Grundlagen und Schlagschule beim Boxsacktraining

Boxsack Training Schlag lernen
  • Die Effektivität in Bereichen Ausdauer und Fitness erreicht das Boxsacktraining auch ohne besonders ausgeprägte Technik.
  • Um auch beim Sandsackboxen eine gewisse Abwechslung zu erhalten, versuchen Sie die Schläge zu variieren .
  • Vergessen Sie vor allem das Atmen nicht und halten Sie sich an die Regel: beim schlagen wird ausgeatmet.

Der Vorteil beim Sandsacktraining unter Fitness-Aspekten besteht darin, dass man kein technisch hochversierter Boxer sein muss, um sein Ziel zu erreichen. Wer die folgenden einfachen Regeln und Tipps beachtet, wird den Einstieg ins Sandsacktraining spielerisch meistern. Als erstes gilt es die grundlegende Technik beim Sansacktraining zu erlernen. In diesem Artikel stellen wir Ihnen die wichtigsten Schlag-Varianten vor.

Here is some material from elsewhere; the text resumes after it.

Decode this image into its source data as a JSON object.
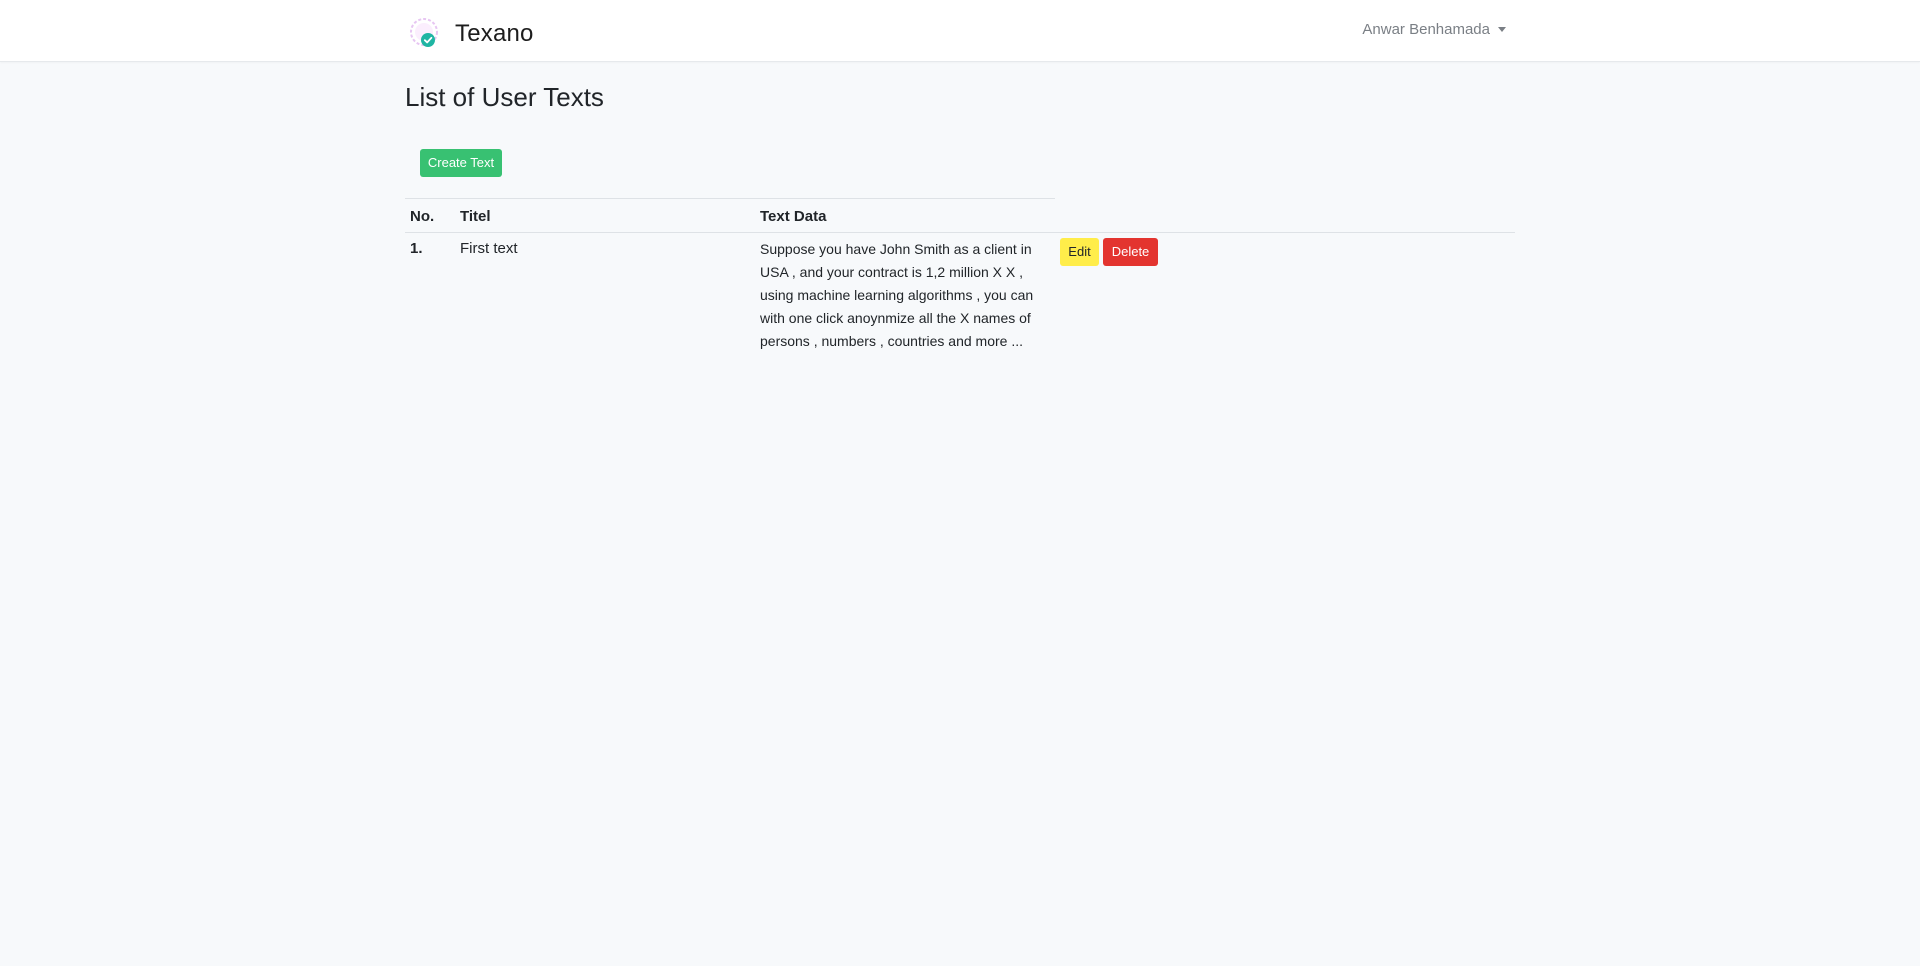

1. Ausgangsposition: Schlag- und Führhand

Jeder Boxer besitzt eine Führhand und eine Schlaghand – auch Anfänger tun dies, obwohl sie selten etwas davon wissen. Die Führhand ist üblicherweise die etwas schwächere Hand, während die Schlaghand als „Arbeitshand“ mehr Power und Präzision besitzt.

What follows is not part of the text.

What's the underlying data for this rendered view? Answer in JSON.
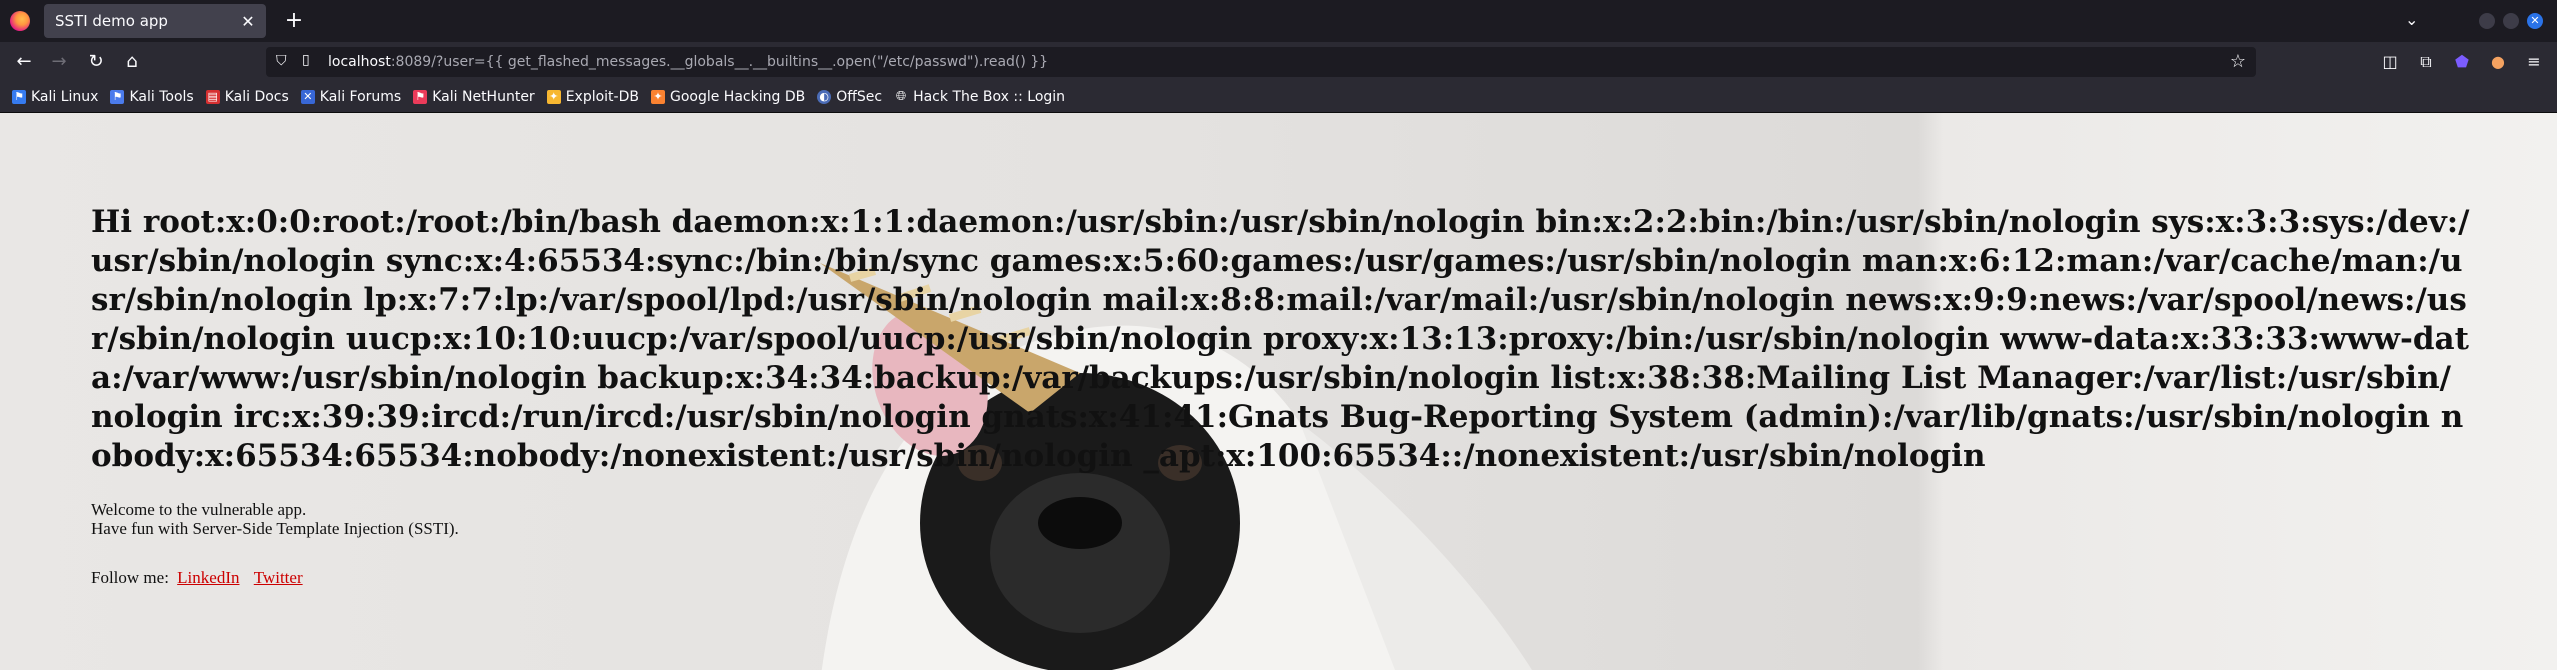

Zur Verdeutlichung: Wenn Sie mit Ihrer rechten Hand schreiben, werfen und bevorzugt Gegenstände tragen, dann ist die rechte Hand Ihre Schlaghand und die linke Hand Ihre Führhand.

Beim Boxen wie auch beim Sandsacktraining schlagen sich diese Kraftverhältnisse auch in der Positionierung vor dem Gegner beziehungsweise vor dem Boxsack nieder. Die Führhand und das Bein auf der Führhandseite stehen in der Ausgangsposition näher am Gegner/Boxsack, während die Schlaghand und das Standbein um etwa 45 Grad abgewandt sind. Aus dieser Position bearbeiten Sie beim Boxsacktraining den Sack.

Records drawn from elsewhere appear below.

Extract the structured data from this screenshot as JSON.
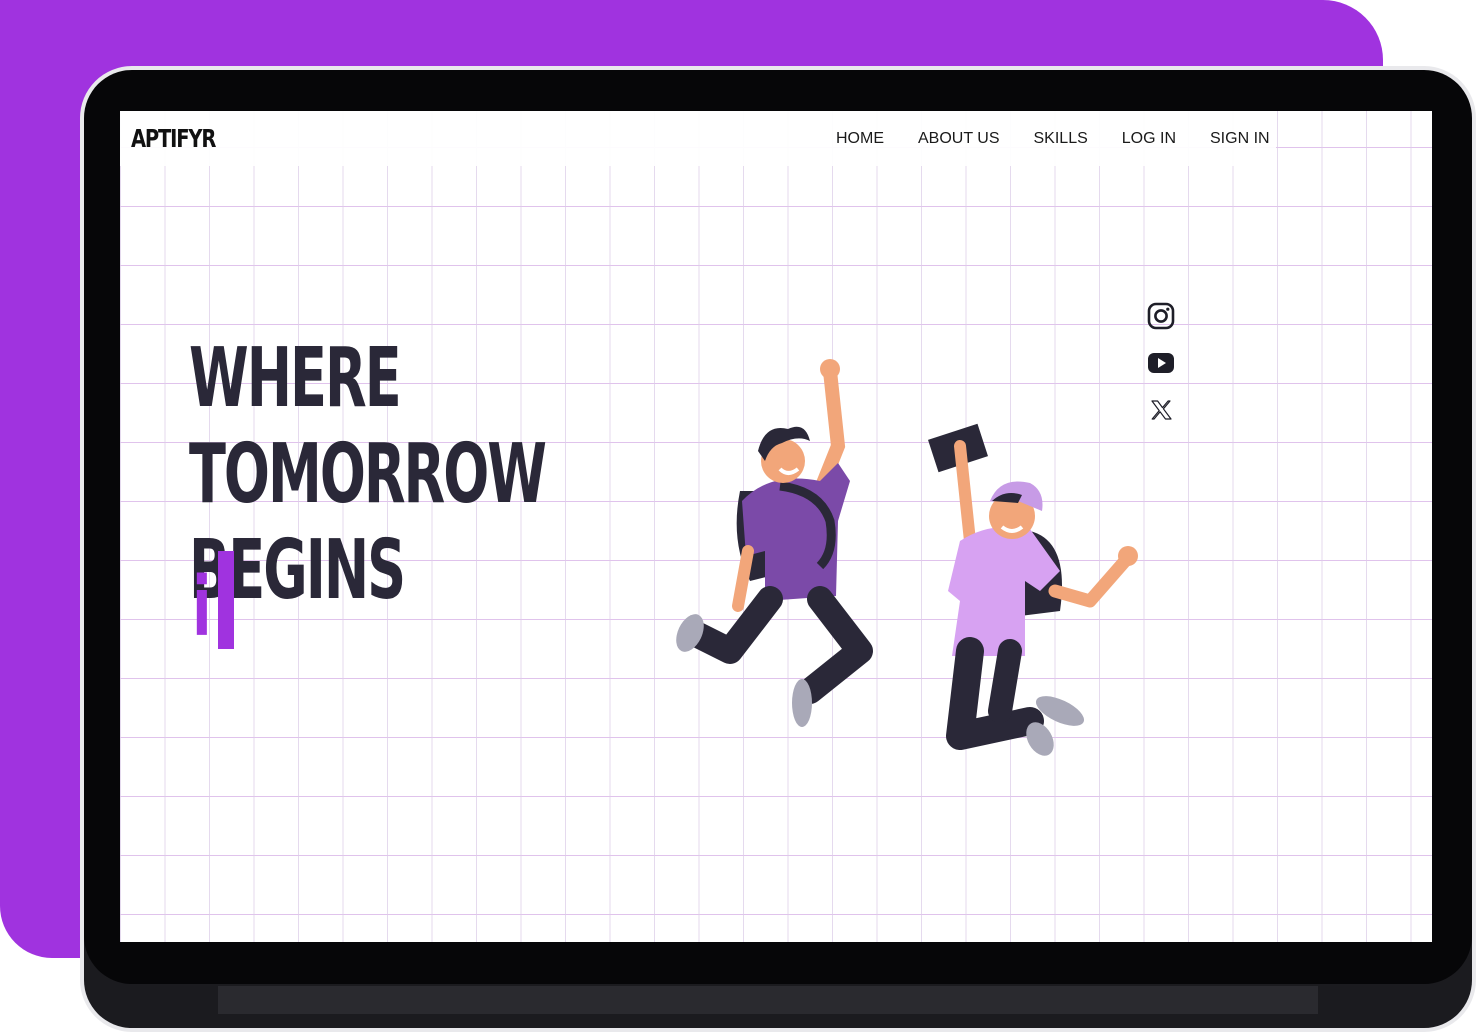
{
  "brand": {
    "logo": "APTIFYR"
  },
  "nav": {
    "items": [
      {
        "label": "HOME"
      },
      {
        "label": "ABOUT US"
      },
      {
        "label": "SKILLS"
      },
      {
        "label": "LOG IN"
      },
      {
        "label": "SIGN IN"
      }
    ]
  },
  "hero": {
    "title_line1": "WHERE TOMORROW",
    "title_line2": "BEGINS",
    "typed_text": "i"
  },
  "social": {
    "icons": [
      "instagram-icon",
      "youtube-icon",
      "x-icon"
    ]
  },
  "colors": {
    "accent": "#a033df",
    "heading": "#2a2838",
    "device": "#060608"
  }
}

2. Einstiegsübung: Eine Gerade schlagen

Der wichtigste Schlag beim Sandsacktraining ist die Gerade. Damit trainieren Sie vor allem Ihre Arm- und Brustmuskulatur, aber auch den Rumpf, der Ausgleicharbeit leisten muss.

Unterschied zwischen einer Geraden mit der Schlag- und mit der Führhand
Beim Schlagen einer Gerade versuchen Sie, den Boxsack mit dem Boxhandschuh auf Augenhöhe hart zu treffen. Eine Gerade kann sowohl mit der Schlaghand als auch mit der Führhand (=Jab) ausgeführt werden. Der Unterschied besteht darin, dass Sie mit der Schlaghand aus seitlicher Position schlagend einen weiteren Weg zum Ziel haben, während Sie mit dem weniger kraftvollen Jab Ihr Ziel direkt anvisieren können.

Optimal positionieren für die Gerade
Die optimale Position für eine Gerade ist erreicht, wenn Ihr Arm beim Auftreffen auf den Sack nicht ganz durchgestreckt ist. Der Grund liegt auf der Hand: Wenn Sie zu dicht am „Gegner“ stehen, können Sie Ihre Kraft vom Schlag nicht voll entfalten. Stehen Sie zu weit entfernt, schlagen Sie ins Leere – gerade Anfänger riskieren hier eine Überstreckung im Ellenbogengelenk.

Ein Tipp für den Einstieg: Markieren Sie Ihre optimale Schlagposition auf dem Fußboden mit Klebeband, bis Sie den idealen Abstand verinnerlicht haben. Wenn Sie beim Schlagen der Geraden auf Augenhöhe sicher sind, können Sie auch Varianten einführen, indem Sie beispielsweise auf Brusthöhe schlagen.

3. Für mehr Abwechslung: Haken schlagen

Technisch etwas anspruchsvoller als die Gerade ist der Haken. Dieser Schlag erfolgt aus der Mitteldistanz mit einem im Winkel von rund 90 Grad gebeugten Arm. Die Handinnenflächen des Schlagenden zeigen dabei in Richtung des Athleten.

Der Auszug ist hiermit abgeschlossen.